Hundreds of photographs whose subjects range from party balloons to bathroom stalls to airplane wings will be placed on tables around the gallery. And while her old-school 1970s-looking photos are not on a phone, they do involve one: Kreher took the pictures using a Hipstamatic application on her iPhone.
The work is meant to be picked up and handled. Anything gallery visitors like, they can buy for much less than you might expect for professional photos — $4 a pop.
The affordability and accessibility of these pictures serve to bring into question ideas about preciousness, rarity and meaning in art.
“These were meaningful to me as I took them at whatever time and space I was in,” Kreher said. “I can’t guarantee they’ll mean anything to anyone else but I’m asking people to interact with them and see what happens.”
Artist boomerangs back to STL
Growing up in in unincorporated St. Louis County as an oldest child with three younger brothers, Kreher, 37, was known in elementary school as the girl who could draw.
“There are people who would have said, ‘Oh, yeah, Jamie’s the best artist of the class,’ but after I got to high school, it didn’t seem like so much fun,” Kreher said.
After graduating from Pattonville High, Kreher, the daughter of a veterinarian father and a mother who became a nurse later in life, began Truman State University focused on biology and pre-med. Elective courses drew her to sociology and photography, but she relegated taking pictures to just a hobby.
“I had in my mind that art’s not practical,” Kreher said.
After earning a degree in the also not-altogether-practical disciplines of sociology and anthropology, she worked for a couple of years as an administrative assistant in Chicago. There, Kreher realized that pursing her artistic dreams might not be such a bad idea after all, and that epiphany led her back to school and briefly to living in her parents’ house.
“I thought, ‘I’m going to be honest with myself: The only thing I’m looking forward to doing is more photography,’ so I made the decision that this is my life and I’m going to do what makes me happy,” Kreher said.
Social commentary from traffic islands
St. Louis Community College classes helped Kreher build up her skills and the portfolio she needed to get into the School of the Art Institute of Chicago, where she earned a masters of fine arts in photography in 2005.
Early on, Kreher described herself as a “straight photographer” whose images captured the reality in front of the camera. But soon she had the urge to become more involved in post-production and began working with repeated images in a collection called “Reconstructions.” Isolating ordinary, mass-produced geometric forms such as lamp posts, traffic lights and highway signs, Kreher created statements about the banality of today’s landscapes.
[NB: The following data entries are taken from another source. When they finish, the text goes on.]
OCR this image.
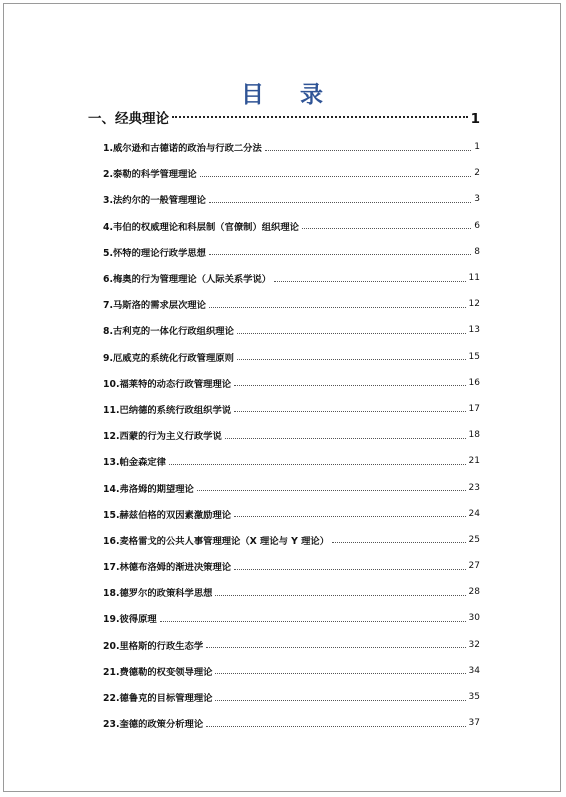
目 录
一、经典理论	1
1.威尔逊和古德诺的政治与行政二分法	1
2.泰勒的科学管理理论	2
3.法约尔的一般管理理论	3
4.韦伯的权威理论和科层制（官僚制）组织理论	6
5.怀特的理论行政学思想	8
6.梅奥的行为管理理论（人际关系学说）	11
7.马斯洛的需求层次理论	12
8.古利克的一体化行政组织理论	13
9.厄威克的系统化行政管理原则	15
10.福莱特的动态行政管理理论	16
11.巴纳德的系统行政组织学说	17
12.西蒙的行为主义行政学说	18
13.帕金森定律	21
14.弗洛姆的期望理论	23
15.赫兹伯格的双因素激励理论	24
16.麦格雷戈的公共人事管理理论（X 理论与 Y 理论）	25
17.林德布洛姆的渐进决策理论	27
18.德罗尔的政策科学思想	28
19.彼得原理	30
20.里格斯的行政生态学	32
21.费德勒的权变领导理论	34
22.德鲁克的目标管理理论	35
23.奎德的政策分析理论	37
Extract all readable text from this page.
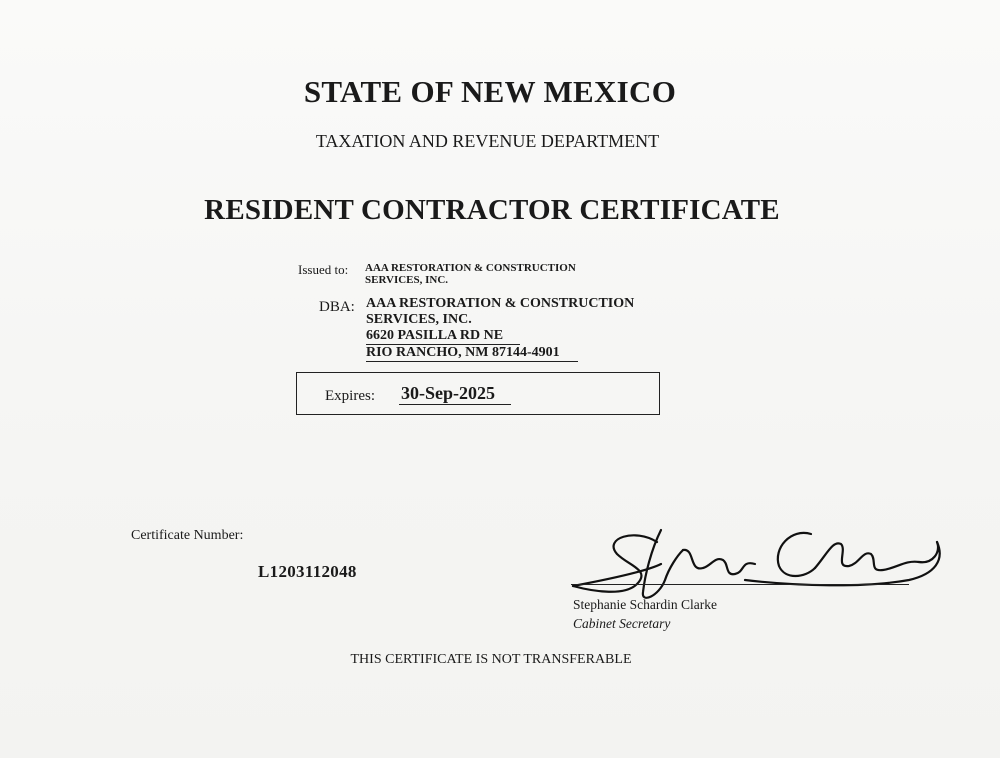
STATE OF NEW MEXICO
TAXATION AND REVENUE DEPARTMENT
RESIDENT CONTRACTOR CERTIFICATE
Issued to: AAA RESTORATION & CONSTRUCTION
SERVICES, INC.
DBA: AAA RESTORATION & CONSTRUCTION
SERVICES, INC.
6620 PASILLA RD NE
RIO RANCHO, NM 87144-4901
Expires: 30-Sep-2025
Certificate Number:
L1203112048
Stephanie Schardin Clarke
Cabinet Secretary
THIS CERTIFICATE IS NOT TRANSFERABLE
“A lot of my work kind of walks that line of tragic and comic,” Kreher said.
“Sharp, clean and minimal” is how Good Citizen’s Andrew James describes Kreher’s artistry. “I’m a big fan of repetition and using different elements of things in a creative way.”
In 2006, Kreher first displayed a series of digitally manipulated traffic islands. The work in “Some Islands” depicts what remains after the surrounding cars, black top and buildings are photoshopped out. The results are “succinct and successful,” according to Jessica Baran, assistant director at White Flag Projects gallery.
“It’s a very rich project in commenting on land use and the uselessness of a lot of antiquated thinking — literally to plan useless plots of land,” Baran said.
Embedded in Kreher’s work, Baran said, are her sociological and anthropological influences. But there’s a twist because the behavior of the people she studies isn’t front-and-center but in the background.
“Interestingly, her work is incredibly de-populated; people don’t figure except for how they manipulate their environment,” Baran said. “Her work is very cerebral and yet it’s strangely accessible.”
Learning from teaching
Until 2008, Kreher was on her way to a successful exhibition career. Then the recession put the brakes on hers and many other accelerating professionals.
Kreher found a job teaching photography at St. Louis Community College at Forest Park. In 2010, it became a full-time gig. Now she also coordinates the school’s digital photography program.
“The stars aligned and I got this position and I thought, ‘OK, this is what I am meant to be doing,’” Kreher said.
Kreher squeezes her photography in between the job and life with her arts animator husband and two cats, Carl and Minnie. While she often uses her digital SLR camera, she also still enjoys the simplicity of shooting with her iPhone, and may put together a future exhibition featuring work from both formats.
Meanwhile, Kreher enjoys having her “feet in several different worlds” and the energy she gets from teaching.
“I learn from the students every day; they often inspire me in my own art-making, so it’s a great combination,” Kreher said.